I find myself detached from mainstream culture. It started with the demise of nightclubs like Annabel’s, and the people that frequent them with names like Lil Nas X, Dua Lipa, Lizzo, Fat Joe, Pusha T, DaBaby, and others of their ilk. All real names, incidentally, lifted from saccharine, slush-like descriptions by gossip columnists of nightclubbing celebrities. Yep, things sure ain’t what they used to be—after dark, that is. Forget top hats and tails, or older men leering at figure-eight gals dressed in clingy gowns; this is the #MeToo era and men are almost redundant. The blatant extravagance and at times arrogance that came with inherited money are over. Silly, empty-headed dowagers are a thing of the past. Women nowadays go into nightclubs with support teams of yes-men and yes-women. Clubs are dark places with more security than customers and with the charm of a root canal. There is only one place in all of Europe that I go to after dark, Robin Birley’s 5 Hertford Street.
For me it all began with the frenetic Gotham of the postwar period of the ’50s.

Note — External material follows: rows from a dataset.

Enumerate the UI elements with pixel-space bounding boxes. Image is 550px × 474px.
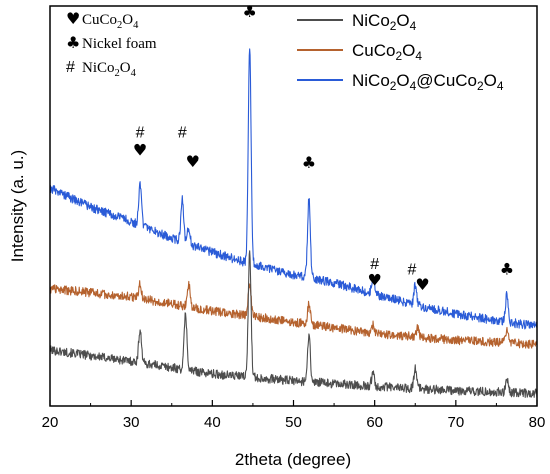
legend-entry-label: NiCo2O4@CuCo2O4 — [352, 71, 504, 93]
x-axis-ticks: 20 30 40 50 60 70 80 — [42, 400, 546, 431]
series-line — [49, 280, 538, 349]
y-axis-title: Intensity (a. u.) — [8, 150, 27, 262]
x-tick-label: 70 — [447, 414, 464, 431]
x-tick-label: 40 — [204, 414, 221, 431]
peak-annotation-symbol: ♥ — [133, 141, 147, 160]
peak-annotation-symbol: # — [136, 124, 145, 141]
legend-entry-label: CuCo2O4 — [352, 41, 422, 63]
key-symbol: # — [66, 59, 75, 76]
key-label: NiCo2O4 — [82, 60, 137, 79]
key-symbol: ♥ — [66, 9, 80, 28]
peak-annotation-symbol: ♣ — [500, 260, 514, 279]
peak-annotation-symbol: # — [408, 262, 417, 279]
peak-annotation-symbol: ♥ — [415, 275, 429, 294]
x-tick-label: 60 — [366, 414, 383, 431]
peak-annotation-symbol: ♥ — [186, 152, 200, 171]
series-curves — [49, 48, 538, 398]
key-label: CuCo2O4 — [82, 12, 139, 31]
x-axis-title: 2theta (degree) — [235, 450, 351, 469]
x-tick-label: 50 — [285, 414, 302, 431]
peak-annotations: #♥#♥♣♣#♥#♥♣ — [133, 2, 514, 294]
peak-annotation-symbol: # — [370, 256, 379, 273]
peak-annotation-symbol: ♣ — [302, 153, 316, 172]
legend-entry-label: NiCo2O4 — [352, 11, 417, 33]
series-line — [49, 48, 538, 330]
x-tick-label: 80 — [529, 414, 546, 431]
legend: NiCo2O4 CuCo2O4 NiCo2O4@CuCo2O4 — [297, 11, 504, 93]
key-symbol: ♣ — [66, 33, 80, 52]
key-label: Nickel foam — [82, 36, 157, 52]
peak-annotation-symbol: ♣ — [242, 2, 256, 21]
series-line — [49, 250, 538, 398]
peak-symbol-key: ♥ CuCo2O4♣ Nickel foam # NiCo2O4 — [66, 9, 157, 79]
peak-annotation-symbol: ♥ — [367, 271, 381, 290]
peak-annotation-symbol: # — [178, 124, 187, 141]
x-tick-label: 20 — [42, 414, 59, 431]
x-tick-label: 30 — [123, 414, 140, 431]
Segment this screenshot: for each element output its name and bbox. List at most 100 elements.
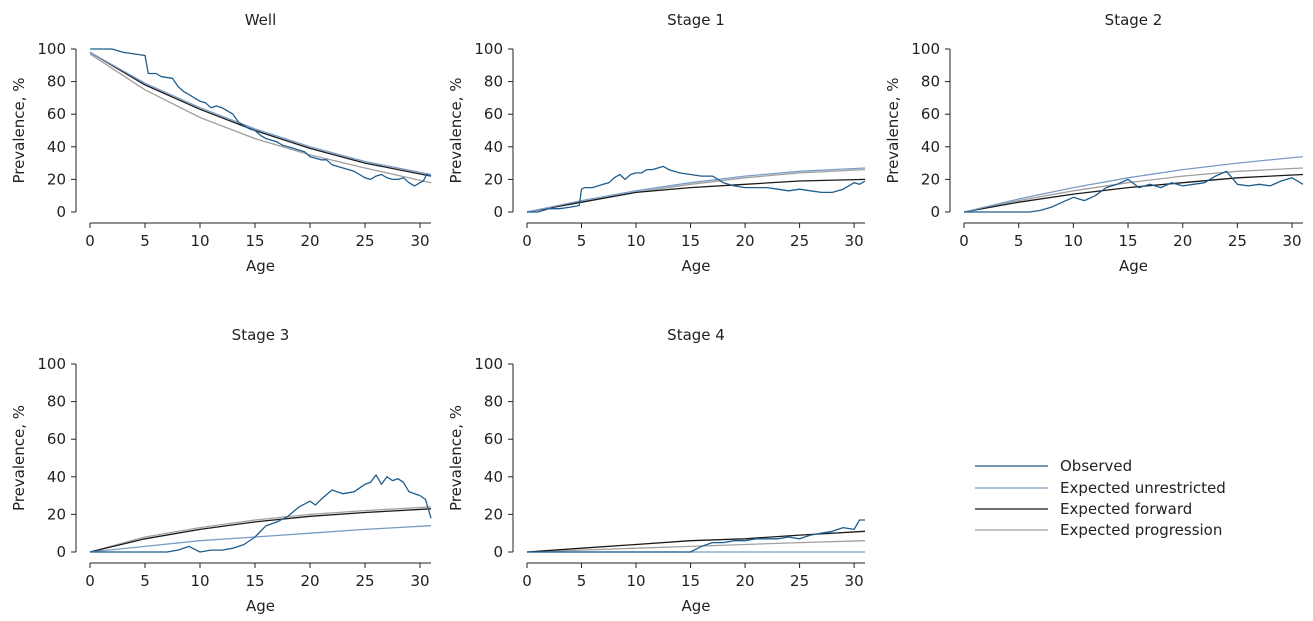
x-tick-label: 25 (355, 232, 374, 250)
y-tick-label: 0 (493, 543, 503, 561)
series-line-expected-forward (89, 51, 432, 177)
x-tick-label: 30 (410, 232, 429, 250)
y-tick-label: 80 (47, 393, 66, 411)
y-axis-label: Prevalence, % (884, 77, 902, 183)
y-tick-label: 60 (921, 105, 940, 123)
legend-label-observed: Observed (1060, 457, 1132, 475)
y-axis-label: Prevalence, % (447, 405, 465, 511)
x-tick-label: 30 (410, 572, 429, 590)
x-tick-label: 10 (626, 232, 645, 250)
y-tick-label: 60 (47, 105, 66, 123)
y-tick-label: 100 (37, 355, 66, 373)
x-tick-label: 10 (1064, 232, 1083, 250)
series-line-expected-unrestricted (89, 51, 432, 176)
y-tick-label: 100 (911, 40, 940, 58)
x-tick-label: 10 (190, 232, 209, 250)
legend-label-expected-forward: Expected forward (1060, 500, 1192, 518)
series-line-expected-unrestricted (526, 167, 866, 213)
x-tick-label: 15 (245, 572, 264, 590)
x-tick-label: 5 (140, 572, 150, 590)
y-tick-label: 20 (484, 170, 503, 188)
x-axis-label: Age (681, 257, 710, 275)
y-tick-label: 40 (484, 138, 503, 156)
x-tick-label: 20 (1173, 232, 1192, 250)
x-tick-label: 20 (736, 572, 755, 590)
x-axis-label: Age (1119, 257, 1148, 275)
y-tick-label: 20 (484, 505, 503, 523)
x-tick-label: 20 (300, 572, 319, 590)
panel-stage-3: Stage 3 0 20 40 60 80 100 0 5 10 15 20 25 30 Age Preval… (10, 326, 432, 615)
x-tick-label: 0 (522, 572, 532, 590)
panel-title-stage-4: Stage 4 (667, 326, 725, 344)
panel-well: Well 0 20 40 60 80 100 0 5 10 15 20 25 30 Age Prevalenc… (10, 11, 432, 275)
x-tick-label: 5 (577, 572, 587, 590)
panel-title-well: Well (245, 11, 277, 29)
x-axis-label: Age (681, 597, 710, 615)
x-tick-label: 25 (790, 572, 809, 590)
panel-title-stage-2: Stage 2 (1105, 11, 1163, 29)
series-line-expected-unrestricted (89, 525, 432, 553)
legend-label-expected-unrestricted: Expected unrestricted (1060, 479, 1226, 497)
x-tick-label: 25 (1228, 232, 1247, 250)
x-tick-label: 30 (845, 232, 864, 250)
y-tick-label: 0 (56, 203, 66, 221)
y-tick-label: 40 (47, 468, 66, 486)
panel-title-stage-3: Stage 3 (232, 326, 290, 344)
series-line-expected-forward (526, 530, 866, 553)
series-line-expected-progression (89, 53, 432, 184)
series-line-observed (90, 48, 432, 187)
y-tick-label: 40 (921, 138, 940, 156)
series-line-expected-forward (526, 178, 866, 213)
x-tick-label: 0 (522, 232, 532, 250)
y-tick-label: 100 (474, 355, 503, 373)
y-tick-label: 80 (484, 73, 503, 91)
y-tick-label: 60 (484, 430, 503, 448)
x-tick-label: 0 (959, 232, 969, 250)
series-line-expected-forward (963, 173, 1304, 213)
y-tick-label: 0 (493, 203, 503, 221)
y-axis-label: Prevalence, % (10, 77, 28, 183)
y-axis-label: Prevalence, % (447, 77, 465, 183)
x-tick-label: 15 (245, 232, 264, 250)
x-tick-label: 5 (140, 232, 150, 250)
x-axis-label: Age (246, 597, 275, 615)
series-line-observed (527, 519, 865, 553)
y-tick-label: 40 (484, 468, 503, 486)
x-tick-label: 0 (85, 232, 95, 250)
y-tick-label: 20 (47, 505, 66, 523)
panel-stage-1: Stage 1 0 20 40 60 80 100 0 5 10 15 20 25 30 Age Preval… (447, 11, 866, 275)
y-tick-label: 60 (47, 430, 66, 448)
x-tick-label: 10 (626, 572, 645, 590)
x-tick-label: 20 (300, 232, 319, 250)
y-tick-label: 100 (37, 40, 66, 58)
y-tick-label: 60 (484, 105, 503, 123)
series-line-observed (964, 170, 1304, 213)
panel-stage-4: Stage 4 0 20 40 60 80 100 0 5 10 15 20 25 30 Age Preval… (447, 326, 866, 615)
x-tick-label: 15 (681, 232, 700, 250)
x-tick-label: 15 (681, 572, 700, 590)
y-tick-label: 40 (47, 138, 66, 156)
y-tick-label: 80 (47, 73, 66, 91)
x-tick-label: 5 (577, 232, 587, 250)
series-line-expected-forward (89, 508, 432, 553)
x-tick-label: 25 (355, 572, 374, 590)
panel-title-stage-1: Stage 1 (667, 11, 725, 29)
x-tick-label: 5 (1014, 232, 1024, 250)
x-tick-label: 0 (85, 572, 95, 590)
series-line-expected-progression (963, 167, 1304, 213)
x-tick-label: 20 (736, 232, 755, 250)
legend-label-expected-progression: Expected progression (1060, 521, 1222, 539)
panel-stage-2: Stage 2 0 20 40 60 80 100 0 5 10 15 20 25 30 Age Preval… (884, 11, 1304, 275)
x-axis-label: Age (246, 257, 275, 275)
y-tick-label: 20 (47, 170, 66, 188)
x-tick-label: 10 (190, 572, 209, 590)
legend: Observed Expected unrestricted Expected … (975, 457, 1226, 539)
y-tick-label: 100 (474, 40, 503, 58)
x-tick-label: 30 (845, 572, 864, 590)
series-line-observed (90, 474, 432, 553)
y-tick-label: 0 (930, 203, 940, 221)
x-tick-label: 25 (790, 232, 809, 250)
y-tick-label: 20 (921, 170, 940, 188)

El Morocco was full of playboys who were suavely but ruthlessly predatory. All we did was chase women. Hollywood types were considered riffraff, Middle Easterners untrustworthy and too slick, South Americans too greasy; even Europeans were seen as too sardonic and always looking for funds. I loved every minute of it, and even today I do not consider it a waste. Where the rich set once partied and occasionally went slumming, today’s celebrity rich slum all the time, their hangers-on, wannabes, scene-makers, and stargazers personifying skid row. Mind you, in a way the end of elegance after dark is a godsend. Otherwise I’d be out every night still making a fool of myself at an age where I should be home watching the telly.
Growing up when I did, and believing in the genteel romantic ideals that pervaded the culture at the time, the nightclub was the place where one tested one’s mettle. Money, believe it or not, meant nothing, although it got one a good table most of the time. Manners and breeding came before it, and tainted fortunes that resulted in social status and power were seen as a crime long after the original transgression. Or so we believed. I remember reading The Great Gatsby while still in school and then rereading it while clubbing and doing nothing else. Gatsby’s shame was that he was impressed by Tom Buchanan’s old money and ashamed of his own bootlegging, my thoughts at the time. But Buchanan’s old money meant nothing because he was a coarse bully, whereas Gatsby’s illegal fortune had made him a gentleman. See what I mean when I say manners came even before breeding? What defeated poor Gatsby at the end was his embarrassment before social power. I then reread Tender Is the Night and headed for France and the Riviera, where Dick Diver stood tall. That was the book that broke Scott Fitzgerald’s heart, someone once remarked, yet compared it with a Keats poem. Rosemary Hoyt and Nicole Diver were two of the most perfect women a young Taki had ever read about. I searched for Dick, Rosemary, and Nicole for years, and although I never found them, I learned a lot while looking for them. Fitzgerald explored the ambiguous relationship between great wealth and genteel values in Tender, just as I was doing while invited to move into La Leopolda, the great Agnelli-owned villa in Villefranche.